For a decade, Charlene Shirk brought Jacksonville the news as a reporter and anchor for Ch. 12/25. Now, she’s part of the news-making world.

Shirk moved into a new career Jan. 2, leaving behind her anchor desk and reporting duties to take the newly-created job of director of community relations for The Players Championship.

“The job description is a work in progress,” she said, sitting in the same Ponte Vedra Beach building that houses the PGA Tour’s executives. “So am I. I’m still trying to find my way around this office. It’s a wonderful opportunity. I’m so lucky to be here.”

Shirk doesn’t play golf or live on a golf course. But, learning to play could be an asset when you are part of the world’s foremost golf organization.

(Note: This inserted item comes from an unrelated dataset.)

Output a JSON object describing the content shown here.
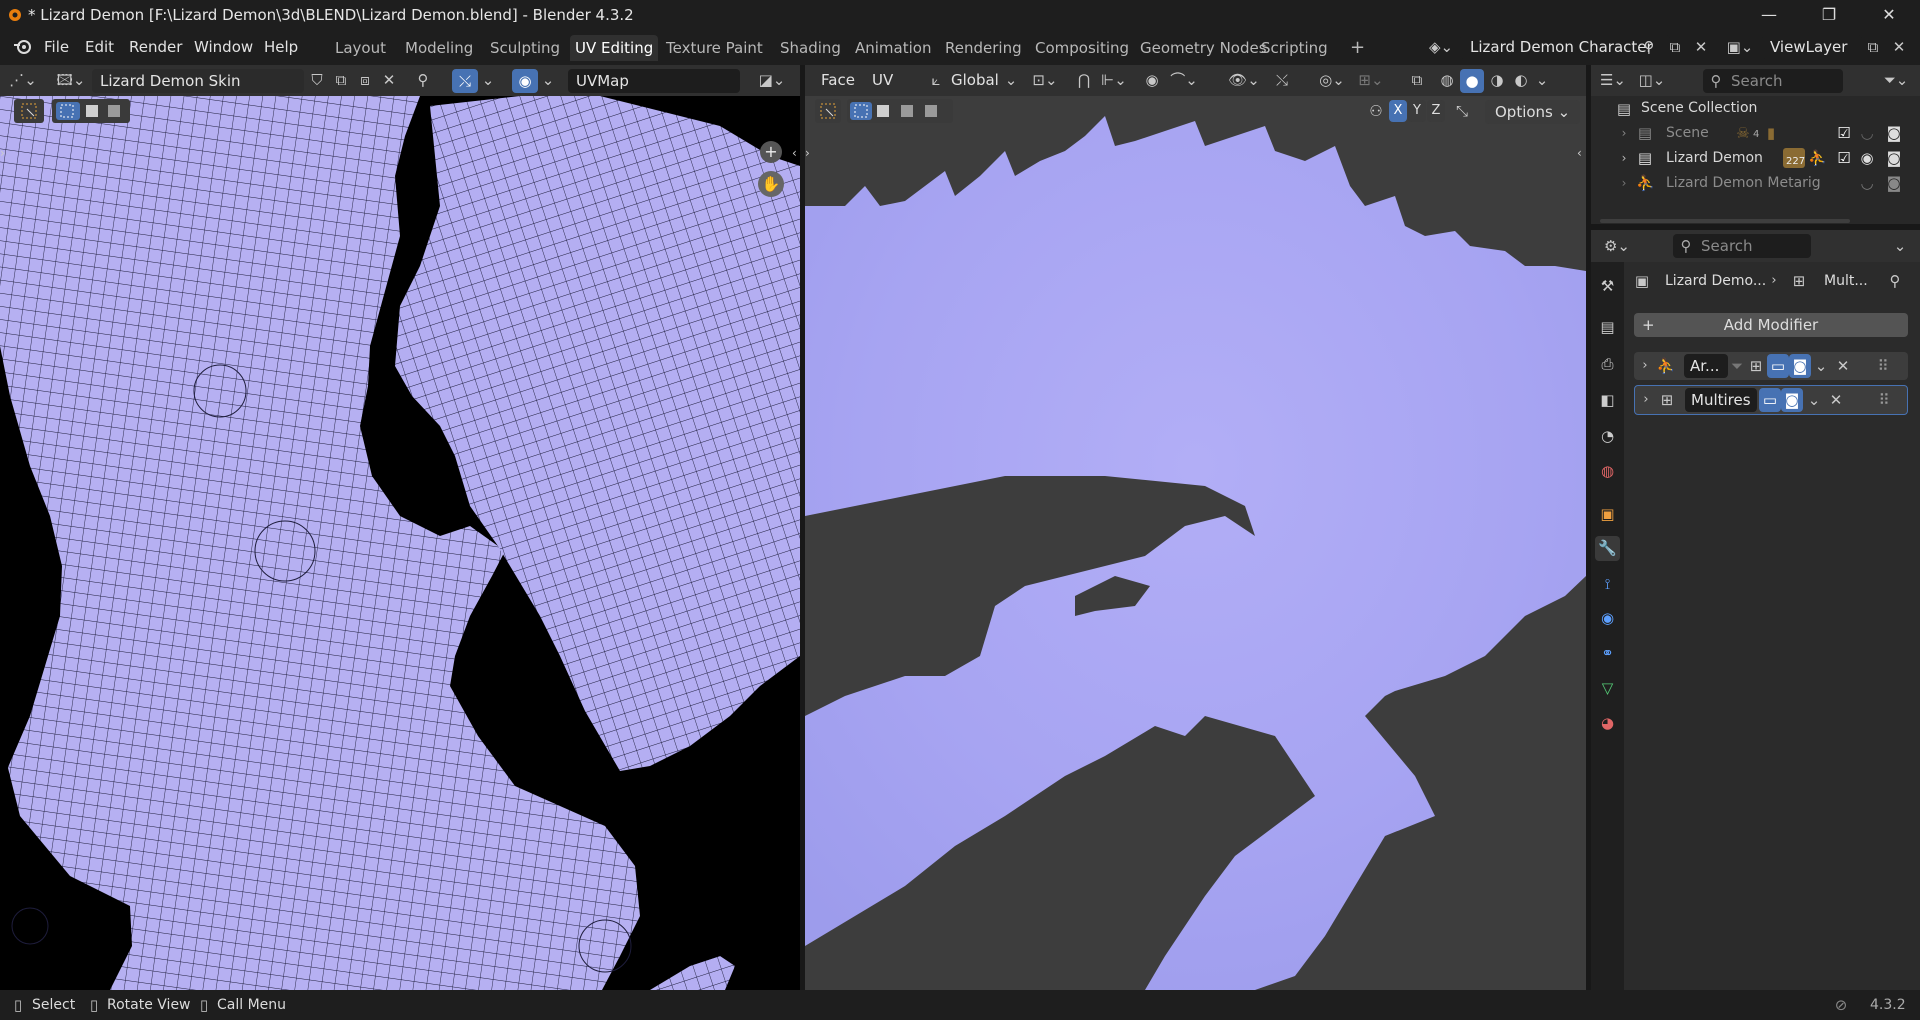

“I guess I’ll have to learn to play the game,” she said. ‘I’m a pretty good athlete. I can do it.”

She said the rigors of television — and the nearly-daily dose of bad news — had started to produce a burnout.

“I went to work praying ‘Please don’t let anyone die today,’” she said, hoping that she wouldn’t be standing at yet another crime scene to feed television’s “bleed and lead” mentality. “You see what it does to people. You see the faces of the victim’s family. And you take those images home with you. You can’t forget them.

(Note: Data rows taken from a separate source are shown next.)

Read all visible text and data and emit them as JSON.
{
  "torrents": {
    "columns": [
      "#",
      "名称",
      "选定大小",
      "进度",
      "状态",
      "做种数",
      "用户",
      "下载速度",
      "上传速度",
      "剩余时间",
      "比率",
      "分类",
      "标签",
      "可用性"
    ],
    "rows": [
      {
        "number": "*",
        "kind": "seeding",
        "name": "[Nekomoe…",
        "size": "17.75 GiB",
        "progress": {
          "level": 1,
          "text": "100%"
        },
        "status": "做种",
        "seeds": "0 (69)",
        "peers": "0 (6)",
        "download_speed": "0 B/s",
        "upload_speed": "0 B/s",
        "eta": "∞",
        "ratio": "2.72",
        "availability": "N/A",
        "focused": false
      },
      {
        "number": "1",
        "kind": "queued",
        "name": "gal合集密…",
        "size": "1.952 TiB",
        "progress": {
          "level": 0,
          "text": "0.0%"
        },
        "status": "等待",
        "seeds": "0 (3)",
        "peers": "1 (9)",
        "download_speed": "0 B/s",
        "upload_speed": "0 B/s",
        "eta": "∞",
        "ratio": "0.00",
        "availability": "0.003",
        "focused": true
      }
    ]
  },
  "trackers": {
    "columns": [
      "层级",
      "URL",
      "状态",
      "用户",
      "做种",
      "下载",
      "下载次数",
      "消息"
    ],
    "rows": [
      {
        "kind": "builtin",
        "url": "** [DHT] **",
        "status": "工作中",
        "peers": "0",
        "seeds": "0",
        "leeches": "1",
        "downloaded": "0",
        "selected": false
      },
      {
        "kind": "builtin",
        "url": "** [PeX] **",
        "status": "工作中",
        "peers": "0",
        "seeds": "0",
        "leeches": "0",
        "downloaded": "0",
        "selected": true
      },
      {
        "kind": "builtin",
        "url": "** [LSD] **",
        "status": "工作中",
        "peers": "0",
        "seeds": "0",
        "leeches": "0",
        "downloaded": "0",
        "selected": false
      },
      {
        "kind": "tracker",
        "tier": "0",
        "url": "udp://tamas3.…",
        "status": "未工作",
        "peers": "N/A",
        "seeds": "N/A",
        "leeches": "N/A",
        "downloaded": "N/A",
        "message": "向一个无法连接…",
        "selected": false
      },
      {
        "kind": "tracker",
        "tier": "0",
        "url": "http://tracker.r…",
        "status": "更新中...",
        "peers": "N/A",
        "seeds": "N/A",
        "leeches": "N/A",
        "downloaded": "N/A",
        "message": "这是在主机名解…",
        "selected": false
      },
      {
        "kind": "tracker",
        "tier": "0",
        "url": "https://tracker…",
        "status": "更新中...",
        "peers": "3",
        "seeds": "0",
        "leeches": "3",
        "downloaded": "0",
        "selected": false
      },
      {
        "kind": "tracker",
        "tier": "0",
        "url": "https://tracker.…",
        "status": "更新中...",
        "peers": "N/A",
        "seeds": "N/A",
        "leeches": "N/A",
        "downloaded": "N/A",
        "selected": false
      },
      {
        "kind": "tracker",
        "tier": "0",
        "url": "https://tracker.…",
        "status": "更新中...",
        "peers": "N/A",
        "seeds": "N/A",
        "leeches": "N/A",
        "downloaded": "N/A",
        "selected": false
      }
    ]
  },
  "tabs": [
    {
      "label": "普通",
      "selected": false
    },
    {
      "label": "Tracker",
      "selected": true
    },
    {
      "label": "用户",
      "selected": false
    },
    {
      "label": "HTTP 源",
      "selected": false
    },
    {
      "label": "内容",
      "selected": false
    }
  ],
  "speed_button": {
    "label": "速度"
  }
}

“I thought it was time to look for something else.”

Shirk’s passion, she said, was community work. A television personality is flooded with requests to participate in charity events and Shirk said she loved it. She emceed dozens of events “and I almost became a public relations advocate for charities. I really love working with them.”

“Some people think that’s a grind,” she said. “I think of it as helping people and it’s one way I can help.”

It was at one of those charity events last year that she sat next to a PGA Tour official and shared the thought that she was looking for something else. Her contract with Ch. 12/25 was due to expire and she wanted to see what else was out there.

The official, Laura Brown, took the thought back to 112 TPC Blvd. Many knew the perky Shirk only through the TV set but, obviously, were impressed with what they had seen — a bright face with a big smile.

Shirk continued her weekend anchor and weekday reporting duties while starting the lengthy interview process with the Tour. She said she had second thoughts about leaving her career, which included 10 years at Ch. 12/25 along with two each in Ft. Smith, Ark., and Tulsa. (“I had to pay my dues,” she said.) But there was the reality of having established female anchors Donna Hicken and Jeannie Blaylock above her at the “First Coast News” stations and more years of street reporting loomed.

Her former boss, Ch. 12/25 General Manager Ken Tonning, wishes her well.

“She’s got tons of talent,” he said. “We hate to lose her, but we’re very pleased for her.”

Now, facing the cameras each day is in her past.

“I have a chance to work in an area that I have passion,” said Shirk. “This job puts me with people in the community.”

She’ll work with the local charities affiliated with the Tour and the Players, and also assist Players Championship Executive Director Brian Goin in community outreach.

“We’re taking it slowly,” she said. “The job may develop in other areas, too.”

None of those areas, for the moment, involve TV work at PGA Tour Productions, though you’ll still see her doing some freelance infomercial work in this market.

Going from the helter-skelter of TV work to the more sedate community relations work will mean a major lifestyle change – one that will give Shirk the chance to take up golf.

“I live at Hidden Hills and I’ve always wanted to play, but there hasn’t been a chance,” she said. “Now, there is. It’s funny — just as I change careers to a more settled life, my boyfriend changes from insurance to opening a restaurant. Now, he’s the one working the odd hours.”

(For the record, his name is Mark Myers, they’ve been dating for three years and he’s just opened a Woody’s franchise on Wells Road in Orange Park.)

Shirk is from Syracuse, N.Y., and moved to Jacksonville when her father took a job here. Except for the years elsewhere “paying my dues” in TV, she’s been living in the same house overlooking the fifth green – now with her mother after her parents divorced and her father moved to South Florida.

She’s never married, and she and Myers have any plans on hold while they settle into their new jobs.

She knows the irony of their jobs: “He’s a big golfer and I got his dream job. I work at the Tour and I have a great golf course out the door.”